I started luging in 1984. For 24 years I didn’t like the sport of luge. I forced myself to slide because the luge was my ticket to the Olympics. The Olympic dream kept me going. And the dream was always in focus.
Whenever I was up at the start tower preparing to slide, my heart hammered in my chest, my mouth dried out and my hands were be covered with sweat. Fear gripped every fiber of my being.
The fear increased as my sled gained speed down the track. By the time I crossed the finish line I was absolutely petrified. I was out of breath and on the verge of hyperventilating after every run.

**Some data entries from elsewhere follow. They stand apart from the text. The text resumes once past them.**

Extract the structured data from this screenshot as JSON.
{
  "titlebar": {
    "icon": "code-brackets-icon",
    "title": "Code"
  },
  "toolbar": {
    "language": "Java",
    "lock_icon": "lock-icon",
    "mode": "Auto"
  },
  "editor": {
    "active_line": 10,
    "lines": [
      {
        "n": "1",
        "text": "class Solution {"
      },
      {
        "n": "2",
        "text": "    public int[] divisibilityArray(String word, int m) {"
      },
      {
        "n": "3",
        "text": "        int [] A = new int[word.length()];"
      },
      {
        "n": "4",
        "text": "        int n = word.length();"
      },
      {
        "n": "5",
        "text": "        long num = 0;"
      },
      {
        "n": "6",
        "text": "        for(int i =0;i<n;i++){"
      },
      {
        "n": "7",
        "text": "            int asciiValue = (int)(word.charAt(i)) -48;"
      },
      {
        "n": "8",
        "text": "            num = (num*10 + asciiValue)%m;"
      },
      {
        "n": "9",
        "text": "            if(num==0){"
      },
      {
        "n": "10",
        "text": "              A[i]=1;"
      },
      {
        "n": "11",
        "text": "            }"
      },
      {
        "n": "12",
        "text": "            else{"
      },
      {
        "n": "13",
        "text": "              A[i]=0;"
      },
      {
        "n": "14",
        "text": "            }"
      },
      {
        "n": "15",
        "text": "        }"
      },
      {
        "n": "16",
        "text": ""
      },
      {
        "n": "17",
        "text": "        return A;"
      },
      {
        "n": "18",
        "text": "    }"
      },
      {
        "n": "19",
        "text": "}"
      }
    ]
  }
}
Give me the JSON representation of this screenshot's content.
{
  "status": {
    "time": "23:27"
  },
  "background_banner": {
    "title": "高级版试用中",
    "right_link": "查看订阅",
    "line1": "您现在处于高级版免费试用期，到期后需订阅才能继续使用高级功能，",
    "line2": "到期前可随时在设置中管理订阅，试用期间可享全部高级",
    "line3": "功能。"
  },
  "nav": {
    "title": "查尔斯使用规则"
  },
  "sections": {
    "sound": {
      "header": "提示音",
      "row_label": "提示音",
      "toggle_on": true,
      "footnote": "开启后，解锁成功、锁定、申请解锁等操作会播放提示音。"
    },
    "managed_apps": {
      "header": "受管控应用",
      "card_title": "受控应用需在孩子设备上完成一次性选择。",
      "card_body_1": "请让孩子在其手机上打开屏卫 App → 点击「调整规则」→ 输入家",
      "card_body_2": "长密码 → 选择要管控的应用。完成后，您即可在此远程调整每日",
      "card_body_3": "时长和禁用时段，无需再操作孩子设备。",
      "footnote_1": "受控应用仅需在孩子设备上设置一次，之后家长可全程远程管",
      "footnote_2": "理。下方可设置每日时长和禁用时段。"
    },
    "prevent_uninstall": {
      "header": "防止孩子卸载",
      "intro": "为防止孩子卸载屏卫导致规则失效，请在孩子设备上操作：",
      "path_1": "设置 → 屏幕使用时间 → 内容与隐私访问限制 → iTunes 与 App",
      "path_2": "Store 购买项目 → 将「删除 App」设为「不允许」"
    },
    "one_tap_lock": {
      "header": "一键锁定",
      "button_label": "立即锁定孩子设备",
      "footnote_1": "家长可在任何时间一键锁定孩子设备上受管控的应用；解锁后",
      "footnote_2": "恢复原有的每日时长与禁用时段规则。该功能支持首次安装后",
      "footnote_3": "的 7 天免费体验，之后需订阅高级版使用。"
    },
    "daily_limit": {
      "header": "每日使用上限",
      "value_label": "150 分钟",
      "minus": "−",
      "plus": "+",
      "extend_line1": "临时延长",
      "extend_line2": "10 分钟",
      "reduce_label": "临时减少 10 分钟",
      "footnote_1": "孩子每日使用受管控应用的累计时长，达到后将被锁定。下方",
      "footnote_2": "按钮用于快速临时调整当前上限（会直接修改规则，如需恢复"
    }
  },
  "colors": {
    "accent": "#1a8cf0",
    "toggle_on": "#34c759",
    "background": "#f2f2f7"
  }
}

Each run produced a physical strain on my body that was felt in muscles I never even knew I had.
After a day of training (5 – 6 runs) I was so tired that I just wanted lay down and sleep. Needless to say, back then, the sport of luge wasn’t a very exciting experience for me. The only thing that kept me going was the Olympic dream. And the dream was clearly in focus.
I’ve always believed that successful people are willing to do the things that unsuccessful people aren’t willing to do. By acting on that belief and maintaining my focus, I was able to realize my Olympic Dream three times.
"Successful people are willing to do the things that unsuccessful people aren’t willing to do."
In 2008, 20 years after competing in the 1988 Calgary Olympics I found out that no one had ever competed in four Winter Olympics each in a different decade. That meant that if I competed in the 2010 Vancouver Olympics I would become the first person to do so. The idea of making Olympic history made me decide to make a comeback after a 6 year break.
Before returning to the luge tracks, I called my good friend Jonathan Edwards. Jonathan competed in the 1994 Lillehammer Olympics. Jonathan actually enjoys the luge. I thought he might be able to give me some insights that would help me get over my fear of speed.
By the way, if at this point you think it’s ironic for a luger to be afraid of speed, I’m with you. In fact I couldn’t agree with you more.
When I told Jonathan about my fear of speed, he said, “Ruben, you’re focusing on the wrong thing. Luge isn’t about speed. Every luge track is fast. That’s a given. Luge is about who has the best time. You could be clocked at the highest speed but if you crash, you lose the race. You need to start focusing on what you need to be doing in each section of the curves to insure that you have the best time. Focus on the steering and the fear will disappear.”
It made sense. I was focusing on the circumstances – the speed. I needed to focus on the action steps that lead to a successful luge run – proper steering.
I went to the track with renewed determination. I would focus 100% on my steering and 0% on fear. Incredibly, when I did, the fear disappeared. Overnight, simply by shifting my focus, the luge went from being an awful experience to being a fun and exhilarating ride.
Note that it didn’t take me weeks, months or years to transform my fear into fun. The transformation occurred the moment I stopped focusing on my circumstances and started focusing on what I needed to do to succeed.
What about you? What are you focusing on at work or at home? Are you focusing on the economy or on how you can be the best that you can be?
Are you focusing on how little the other guy does at work or how you can become the most valuable person at work? Market conditions and other people’s attitudes are out of your control.
Don’t focus on the challenge. Focus on what you need to do to excel– at work, at home, in your relationships and in every other area of your life.
When you do, you’ll immediately transform your experience and begin gaining confidence. You’ll start getting the best results in your life. Guaranteed!
Put It into Action
Stop focusing on your circumstances. Focus on what you need to do this minute to get your intended results.